Ziggeo is a cloud-based video technology SaaS (software as a service) company that provides asynchronous video APIs, mobile SDKs and tools to deliver enterprise-grade WebRTC capabilities.

Ziggeo is the initiator and backer of BetaJS, an open-source framework. It also launched Video Hack Day. Ziggeo is headquartered in New York City.

== History ==
Ziggeo was founded by Gigi Danziger (formerly Susan Danziger) Danziger and Oliver Friedmann in 2013. It launched the same year as a recruitment platform, and then pivoted in 2014 to a general video recording API provider that supports a variety of use cases and partners.
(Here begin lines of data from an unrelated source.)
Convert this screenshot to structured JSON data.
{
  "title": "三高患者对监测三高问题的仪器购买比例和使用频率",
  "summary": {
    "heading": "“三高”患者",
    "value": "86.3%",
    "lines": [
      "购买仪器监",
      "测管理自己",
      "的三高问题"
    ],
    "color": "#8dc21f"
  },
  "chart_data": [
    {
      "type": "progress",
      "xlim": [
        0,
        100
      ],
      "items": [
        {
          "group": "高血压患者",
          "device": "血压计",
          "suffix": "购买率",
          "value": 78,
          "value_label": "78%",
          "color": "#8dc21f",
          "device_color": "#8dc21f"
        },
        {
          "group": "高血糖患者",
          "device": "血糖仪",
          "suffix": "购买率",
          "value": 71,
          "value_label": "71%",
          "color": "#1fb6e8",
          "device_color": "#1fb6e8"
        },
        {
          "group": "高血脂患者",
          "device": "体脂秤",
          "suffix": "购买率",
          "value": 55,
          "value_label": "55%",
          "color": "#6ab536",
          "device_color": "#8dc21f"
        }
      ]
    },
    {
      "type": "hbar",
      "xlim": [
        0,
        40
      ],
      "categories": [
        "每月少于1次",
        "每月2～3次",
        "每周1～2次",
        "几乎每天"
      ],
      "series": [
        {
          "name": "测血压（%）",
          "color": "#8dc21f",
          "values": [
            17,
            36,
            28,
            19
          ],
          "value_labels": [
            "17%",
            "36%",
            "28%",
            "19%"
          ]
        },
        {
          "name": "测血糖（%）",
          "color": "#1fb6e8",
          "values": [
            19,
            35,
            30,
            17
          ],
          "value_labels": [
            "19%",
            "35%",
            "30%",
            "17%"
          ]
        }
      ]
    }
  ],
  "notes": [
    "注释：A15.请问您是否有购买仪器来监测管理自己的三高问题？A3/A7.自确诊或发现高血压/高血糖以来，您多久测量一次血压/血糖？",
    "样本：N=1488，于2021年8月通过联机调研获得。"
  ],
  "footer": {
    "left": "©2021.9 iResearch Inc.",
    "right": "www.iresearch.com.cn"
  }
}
Ziggeo is backed by Albert Wenger of Union Square Ventures.

Ziggeo's API for Video Recording and Playback won the API: World Award for its Music/Video API in 2016 and 2017. Ziggeo was a finalist for the SaaS Award in HR / Recruitment and was a finalist for the SAAS Award in Non-Profits / Education in 2017.

In August 2022, Ziggeo was acquired by Kargo, an ad-tech firm, for an undisclosed sum.